Ancelotti promptly turned back the clock to put the Blues back on top of the Premier League, but at the end of the 2010/11 campaign found himself out of work owing to failure on the European stage. The Italian is using the same target as a motivation this time, while promising "spectacular football", but faces his first challenge in the form of reuniting Real Madrid under one banner.
The last few months of Mourinho's stay at the Bernabeu were peppered with reports of dissatisfaction as the Portuguese's relationship with players, including with Cristiano Ronaldo, reached an all-time low. Veteran Iker Casillas had been put on the bench, the team were not making up lost ground to Barcelona in La Liga, while their Champions League charge was extinguished by a classy Borussia Dortmund side.

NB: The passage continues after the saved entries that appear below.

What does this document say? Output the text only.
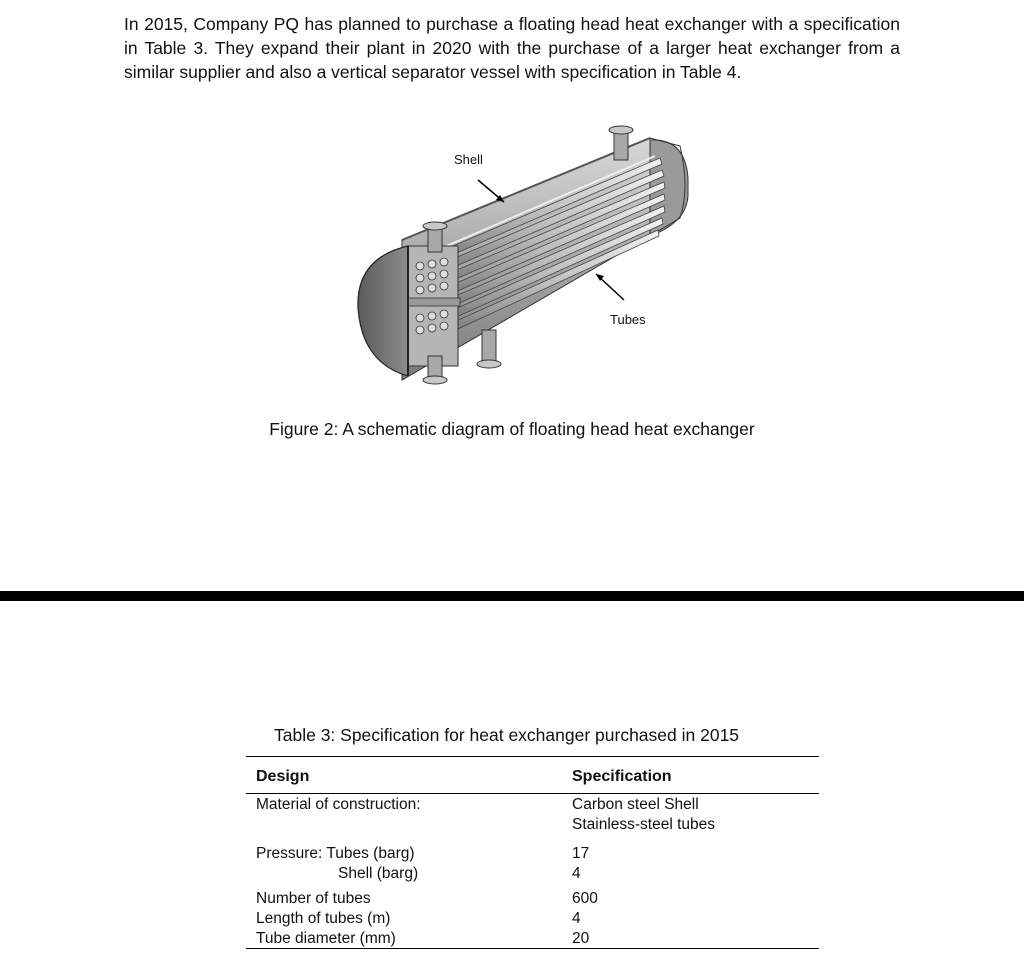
In 2015, Company PQ has planned to purchase a floating head heat exchanger with a specification in Table 3. They expand their plant in 2020 with the purchase of a larger heat exchanger from a similar supplier and also a vertical separator vessel with specification in Table 4.

Shell
Tubes
Figure 2: A schematic diagram of floating head heat exchanger
Table 3: Specification for heat exchanger purchased in 2015
Design	Specification
Material of construction:	Carbon steel Shell
Stainless-steel tubes
Pressure: Tubes (barg)	17
Shell (barg)	4
Number of tubes	600
Length of tubes (m)	4
Tube diameter (mm)	20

With Mourinho gone, the chance to clean up has fallen to Ancelotti, who has been backed to become a peacemaker by his counterpart from Napoli in Rafael Benitez.
But ask Ancelotti if his new club are in trouble, and the answer is fresh out of his wizened PR sense. "I’ve never been called that", he said. "I don't think Real Madrid need a 'peacemaker'. It's a nice word though, so thanks! I'm a coach and I want to have a good relationship with all the players. It was the same as when I was at other clubs."
Once the ominous "team-building" task is out of the way, he still has to ensure star assets do not leave. Ronaldo may have a €1 billion release clause, but one day, as his contract dwindles, he may leave for less than that. The question remains if Ancelotti is prepared to incur the wrath of fans by selling a player who himself is seemingly is not keen on an extension.
For now the former AC Milan coach is keeping his cards very close to his chest regarding those players who may have been on the wrong end of the Mourinho stick. "It's an honour to coach a player like Cristiano", he said. "He is a fantastic, marvellous player. Casillas is a fantastic goalkeeper. He has won everything."
Alongside retaining players, Real Madrid are a buying club – and they only buy the best. Tottenham Hotspur forward Gareth Bale was voted the best player in England by his fellow professionals, and neutrals will see the combination of the Welshman and Los Blancos as a match made in heaven. With Neymar already lost to Barcelona, another defeat in the transfer market will not be the best of starts to Ancelotti's reign. No amount of talk on Luis Suarez will make up for it.
At a club where even playing badly despite a win can cause white handkerchiefs to be pulled from pockets and waved furiously, Ancelotti will be expected to bring success from the word go. Los Blancos may be "a dream that became a reality" for the wily tactician, but the real work starts now.
Real Madrid president Florentino Perez was keen to explain in the aftermath of the Italian’s signing that he had predicted Ancelotti's arrival a few years ago. "Carlo, I said to you: 'You will be my coach'", Perez explained. "That day has arrived. The challenge starts here, and here the challenges are always huge. Nothing he has experienced before will be like what he will experience at this historic club."
The promised "season of happiness" is almost certain to have some storms, but it would appear Ancelotti has much more than a 90-minute game to win the first time he steps into the dugout.